Durvalumab was associated with a numerical reduction in the risk of death versus chemotherapy in the 25% and higher PD-L1 TC population (OS hazard ratio [HR] = 0.84, 95% confidence interval [CI]: 0.71-0.99, p = 0.037; median OS 14.6 months, 95% CI: 12.2-16.9 versus 12.8 months, 95% CI: 10.1-14.7, respectively). In the 25% and higher PD-L1 TC low risk of early mortality population the OS hazard ratio for durvalumab versus chemotherapy was 0.96 (95% CI: 0.79-1.15, p = 0.628); median OS 14.6 months (95% CI: 12.6-17.2) versus 15.0 months (95% CI: 13.1-16.8), respectively. In the safety population, the incidence of grade 3 or 4 treatment-related adverse events was 15.5% (durvalumab) and 45.9% (chemotherapy).

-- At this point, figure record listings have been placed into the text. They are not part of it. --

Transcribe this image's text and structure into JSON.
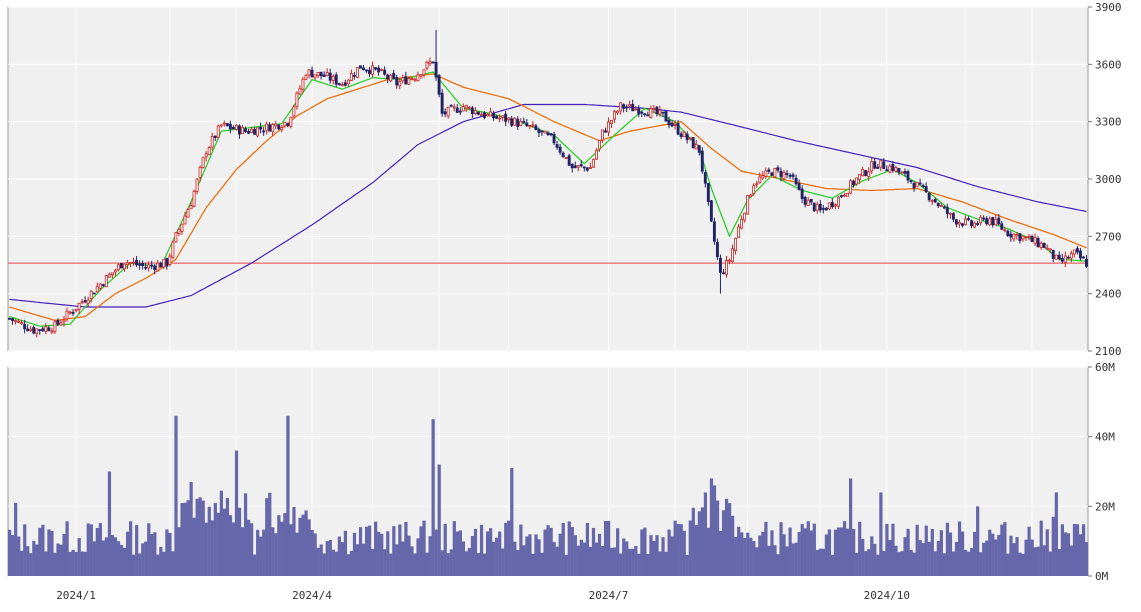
{
  "chart_data": [
    {
      "type": "candlestick",
      "title": "",
      "ylim": [
        2100,
        3900
      ],
      "y_ticks": [
        "3900",
        "3600",
        "3300",
        "3000",
        "2700",
        "2400",
        "2100"
      ],
      "x_ticks": [
        "2024/1",
        "2024/4",
        "2024/7",
        "2024/10"
      ],
      "reference_line": 2560,
      "moving_averages": [
        {
          "period": "short",
          "color": "#22cc22"
        },
        {
          "period": "medium",
          "color": "#ee6600"
        },
        {
          "period": "long",
          "color": "#4422bb"
        }
      ],
      "colors": {
        "up": "#cc2222",
        "down": "#222266",
        "panel_bg": "#f0f0f0",
        "grid": "#ffffff",
        "ref_line": "#ee4444"
      },
      "ohlc_summary": {
        "anchors": [
          [
            0,
            2270
          ],
          [
            8,
            2210
          ],
          [
            15,
            2230
          ],
          [
            22,
            2330
          ],
          [
            30,
            2450
          ],
          [
            38,
            2570
          ],
          [
            45,
            2540
          ],
          [
            52,
            2560
          ],
          [
            55,
            2700
          ],
          [
            60,
            2880
          ],
          [
            65,
            3150
          ],
          [
            70,
            3280
          ],
          [
            78,
            3250
          ],
          [
            85,
            3270
          ],
          [
            92,
            3300
          ],
          [
            98,
            3560
          ],
          [
            104,
            3540
          ],
          [
            110,
            3500
          ],
          [
            116,
            3590
          ],
          [
            122,
            3560
          ],
          [
            128,
            3500
          ],
          [
            134,
            3540
          ],
          [
            140,
            3620
          ],
          [
            143,
            3340
          ],
          [
            150,
            3380
          ],
          [
            158,
            3330
          ],
          [
            165,
            3310
          ],
          [
            172,
            3270
          ],
          [
            180,
            3200
          ],
          [
            186,
            3060
          ],
          [
            192,
            3060
          ],
          [
            196,
            3240
          ],
          [
            202,
            3380
          ],
          [
            210,
            3360
          ],
          [
            216,
            3330
          ],
          [
            222,
            3240
          ],
          [
            228,
            3150
          ],
          [
            232,
            2760
          ],
          [
            235,
            2500
          ],
          [
            238,
            2580
          ],
          [
            242,
            2800
          ],
          [
            246,
            2980
          ],
          [
            252,
            3040
          ],
          [
            258,
            3020
          ],
          [
            262,
            2900
          ],
          [
            268,
            2830
          ],
          [
            274,
            2900
          ],
          [
            280,
            3000
          ],
          [
            286,
            3080
          ],
          [
            292,
            3060
          ],
          [
            298,
            2990
          ],
          [
            305,
            2900
          ],
          [
            312,
            2790
          ],
          [
            318,
            2760
          ],
          [
            324,
            2790
          ],
          [
            330,
            2720
          ],
          [
            336,
            2690
          ],
          [
            342,
            2650
          ],
          [
            347,
            2560
          ],
          [
            352,
            2610
          ],
          [
            356,
            2560
          ]
        ],
        "count": 357
      },
      "ma_summary": {
        "short_anchors": [
          [
            0,
            2280
          ],
          [
            10,
            2230
          ],
          [
            20,
            2240
          ],
          [
            30,
            2420
          ],
          [
            40,
            2560
          ],
          [
            50,
            2540
          ],
          [
            60,
            2880
          ],
          [
            70,
            3250
          ],
          [
            80,
            3270
          ],
          [
            90,
            3290
          ],
          [
            100,
            3520
          ],
          [
            110,
            3470
          ],
          [
            120,
            3530
          ],
          [
            130,
            3520
          ],
          [
            140,
            3560
          ],
          [
            150,
            3370
          ],
          [
            160,
            3340
          ],
          [
            170,
            3290
          ],
          [
            180,
            3230
          ],
          [
            190,
            3080
          ],
          [
            200,
            3230
          ],
          [
            210,
            3370
          ],
          [
            220,
            3300
          ],
          [
            228,
            3160
          ],
          [
            232,
            2950
          ],
          [
            238,
            2700
          ],
          [
            244,
            2890
          ],
          [
            252,
            3020
          ],
          [
            262,
            2940
          ],
          [
            272,
            2900
          ],
          [
            282,
            2990
          ],
          [
            292,
            3050
          ],
          [
            300,
            2980
          ],
          [
            310,
            2850
          ],
          [
            320,
            2790
          ],
          [
            330,
            2740
          ],
          [
            340,
            2670
          ],
          [
            347,
            2580
          ],
          [
            356,
            2570
          ]
        ],
        "medium_anchors": [
          [
            0,
            2330
          ],
          [
            15,
            2260
          ],
          [
            25,
            2280
          ],
          [
            35,
            2400
          ],
          [
            45,
            2480
          ],
          [
            55,
            2580
          ],
          [
            65,
            2850
          ],
          [
            75,
            3050
          ],
          [
            85,
            3200
          ],
          [
            95,
            3330
          ],
          [
            105,
            3420
          ],
          [
            115,
            3470
          ],
          [
            125,
            3520
          ],
          [
            140,
            3550
          ],
          [
            150,
            3480
          ],
          [
            165,
            3420
          ],
          [
            180,
            3300
          ],
          [
            195,
            3200
          ],
          [
            205,
            3250
          ],
          [
            222,
            3300
          ],
          [
            232,
            3160
          ],
          [
            242,
            3040
          ],
          [
            255,
            3000
          ],
          [
            270,
            2950
          ],
          [
            285,
            2940
          ],
          [
            300,
            2950
          ],
          [
            315,
            2880
          ],
          [
            330,
            2790
          ],
          [
            345,
            2710
          ],
          [
            356,
            2640
          ]
        ],
        "long_anchors": [
          [
            0,
            2370
          ],
          [
            25,
            2330
          ],
          [
            45,
            2330
          ],
          [
            60,
            2390
          ],
          [
            80,
            2560
          ],
          [
            100,
            2760
          ],
          [
            120,
            2980
          ],
          [
            135,
            3180
          ],
          [
            150,
            3300
          ],
          [
            170,
            3390
          ],
          [
            190,
            3390
          ],
          [
            210,
            3370
          ],
          [
            222,
            3350
          ],
          [
            240,
            3280
          ],
          [
            260,
            3200
          ],
          [
            280,
            3130
          ],
          [
            300,
            3060
          ],
          [
            320,
            2960
          ],
          [
            340,
            2880
          ],
          [
            356,
            2830
          ]
        ]
      }
    },
    {
      "type": "bar",
      "title": "",
      "ylim": [
        0,
        60
      ],
      "y_ticks": [
        "60M",
        "40M",
        "20M",
        "0M"
      ],
      "x_ticks": [
        "2024/1",
        "2024/4",
        "2024/7",
        "2024/10"
      ],
      "unit": "M",
      "color": "#6666aa",
      "volume_peaks_M": [
        [
          2,
          21
        ],
        [
          33,
          30
        ],
        [
          55,
          46
        ],
        [
          60,
          27
        ],
        [
          75,
          36
        ],
        [
          92,
          46
        ],
        [
          140,
          45
        ],
        [
          142,
          32
        ],
        [
          166,
          31
        ],
        [
          230,
          24
        ],
        [
          232,
          28
        ],
        [
          233,
          26
        ],
        [
          278,
          28
        ],
        [
          288,
          24
        ],
        [
          320,
          20
        ],
        [
          346,
          24
        ],
        [
          345,
          17
        ]
      ],
      "volume_base_M": 11,
      "count": 357
    }
  ]
}
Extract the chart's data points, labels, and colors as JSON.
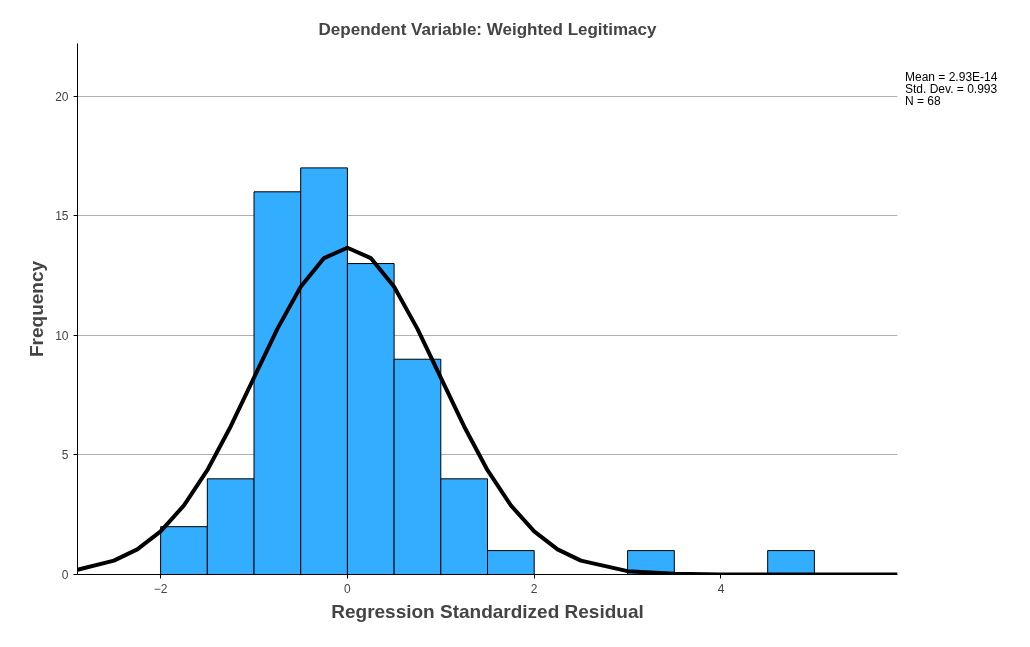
{
  "chart_data": {
    "type": "histogram",
    "title": "Dependent Variable: Weighted Legitimacy",
    "xlabel": "Regression Standardized Residual",
    "ylabel": "Frequency",
    "bins": [
      -2,
      -1.5,
      -1,
      -0.5,
      0,
      0.5,
      1,
      1.5,
      2,
      2.5,
      3,
      3.5,
      4,
      4.5,
      5
    ],
    "values": [
      2,
      4,
      16,
      17,
      13,
      9,
      4,
      1,
      0,
      0,
      1,
      0,
      0,
      1
    ],
    "color": "#33adff",
    "series": [
      {
        "type": "line",
        "color": "#000000",
        "x": [
          -2.89,
          -2.5,
          -2.25,
          -2,
          -1.75,
          -1.5,
          -1.25,
          -1,
          -0.75,
          -0.5,
          -0.25,
          0,
          0.25,
          0.5,
          0.75,
          1,
          1.25,
          1.5,
          1.75,
          2,
          2.25,
          2.5,
          3,
          3.5,
          4,
          5,
          5.89
        ],
        "values": [
          0.2,
          0.58,
          1.05,
          1.8,
          2.89,
          4.36,
          6.19,
          8.23,
          10.27,
          12.03,
          13.23,
          13.66,
          13.23,
          12.03,
          10.27,
          8.23,
          6.19,
          4.36,
          2.89,
          1.8,
          1.05,
          0.58,
          0.14,
          0.03,
          0.0,
          0.0,
          0.0
        ]
      }
    ],
    "xlim": [
      -2.89,
      5.89
    ],
    "ylim": [
      0,
      22.2
    ],
    "xticks": [
      -2,
      0,
      2,
      4
    ],
    "yticks": [
      0,
      5,
      10,
      15,
      20
    ],
    "grid": "y",
    "annotations": [
      "Mean = 2.93E-14",
      "Std. Dev. = 0.993",
      "N = 68"
    ]
  }
}
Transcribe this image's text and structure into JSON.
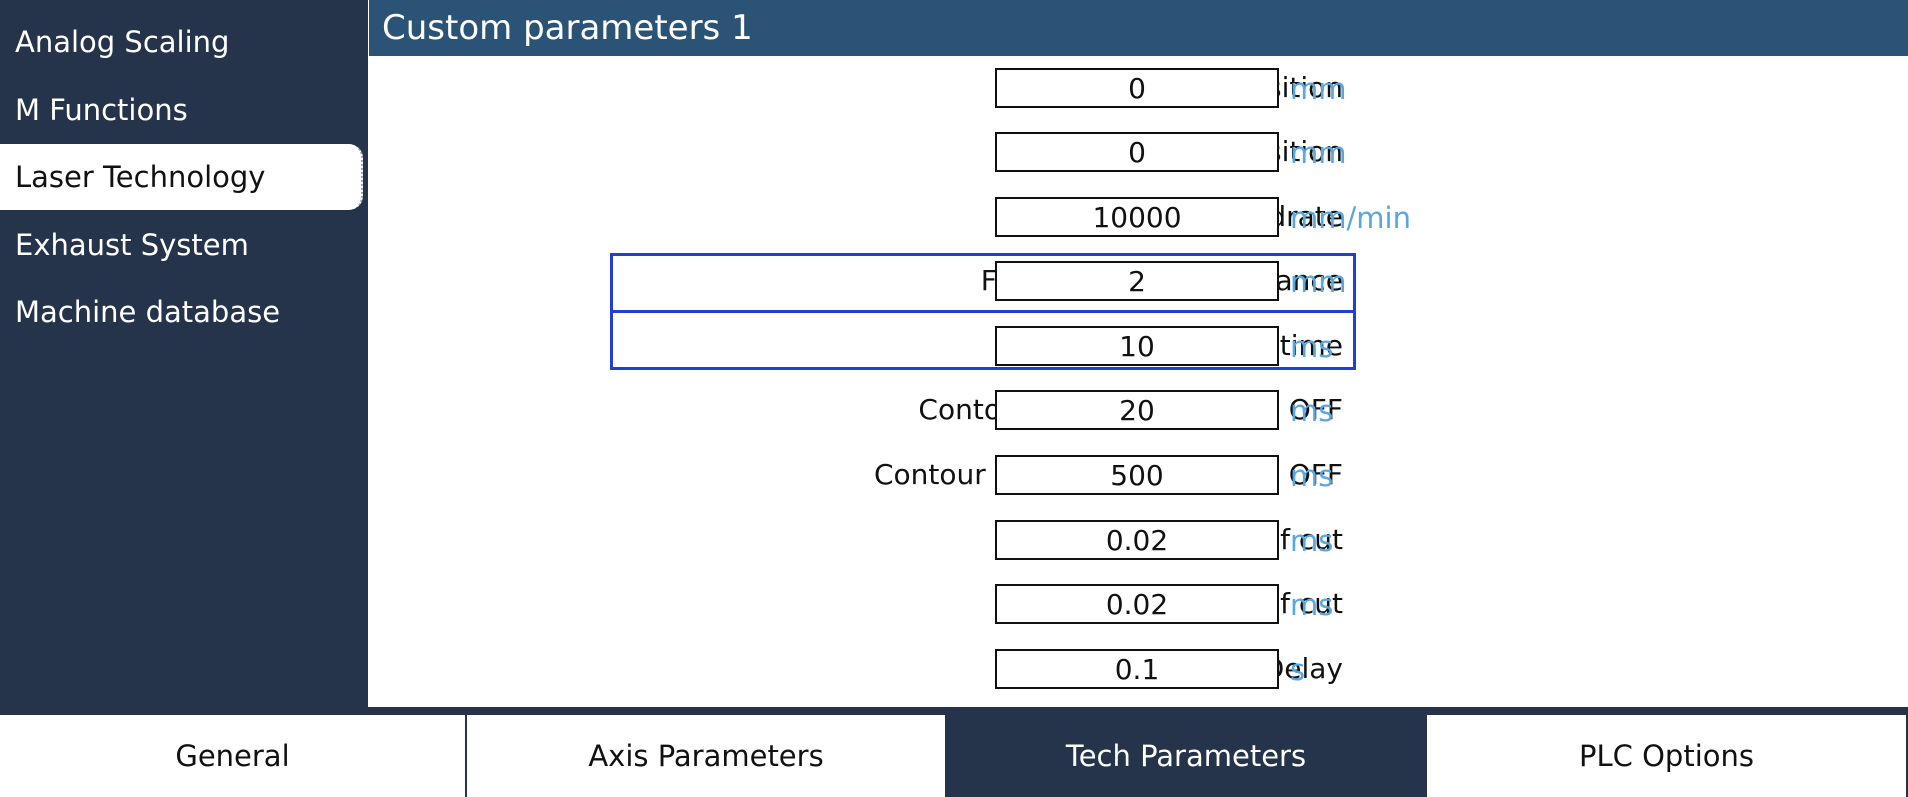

Durvalumab did not statistically significantly improve OS versus chemotherapy as first-line treatment in patients with mNSCLC and 25% and higher PD-L1 TC. The numerical improvement in OS was consistent with previous studies of first-line immune checkpoint inhibitor monotherapy in patients with mNSCLC.
PEARL(NCT03003962)是一项开放标签的3期研究,比较一线度伐利尤单抗单药治疗与化疗在转移性非小细胞肺癌(mNSCLC[表皮生长因子受体/间变性淋巴瘤激酶野生型])患者中的疗效,这些患者的程序性细胞死亡配体1(PD-L1)肿瘤细胞(TC)膜表达状态为25%或更高。我们报告PEARL的最终分析结果。
将669例既往未接受过治疗的IV期mNSCLC成年患者随机(1:1)分为两组,一组每四周接受一次20mg/kg度伐利尤单抗治疗,另一组每三周接受一次化疗,共进行4至6个周期。两个主要终点分别是PD-L1 TC为25%或更高的人群的总生存期(OS),以及PD-L1 TC为25%或更高且早期死亡风险较低(LREM)人群的OS。
在PD-L1 TC为25%及以上的人群中,与化疗相比,度伐利尤单抗使死亡风险有一定程度的降低(OS风险比[HR]=0.84,95%置信区间[CI]:0.71-0.99,p=0.037;中位OS分别为14.6个月,95%CI:12.2-16.9与12.8个月,95%CI:10.1-14.7)。在PD-L1 TC为25%及以上且早期死亡风险较低的人群中,度伐利尤单抗与化疗的OS风险比为0.96(95%CI:0.79-1.15,p=0.628);中位OS分别为14.6个月(95%CI:12.6-17.2)与15.0个月(95%CI:13.1-16.8)。在安全性人群中,3级或4级治疗相关不良事件的发生率分别为15.5%(度伐利尤单抗)和45.9%(化疗)。
对于mNSCLC且PD-L1 TC为25%及以上的患者,度伐利尤单抗作为一线治疗在统计学上并未显著改善OS。OS的数值改善与既往mNSCLC患者一线免疫检查点抑制剂单药治疗的研究结果一致。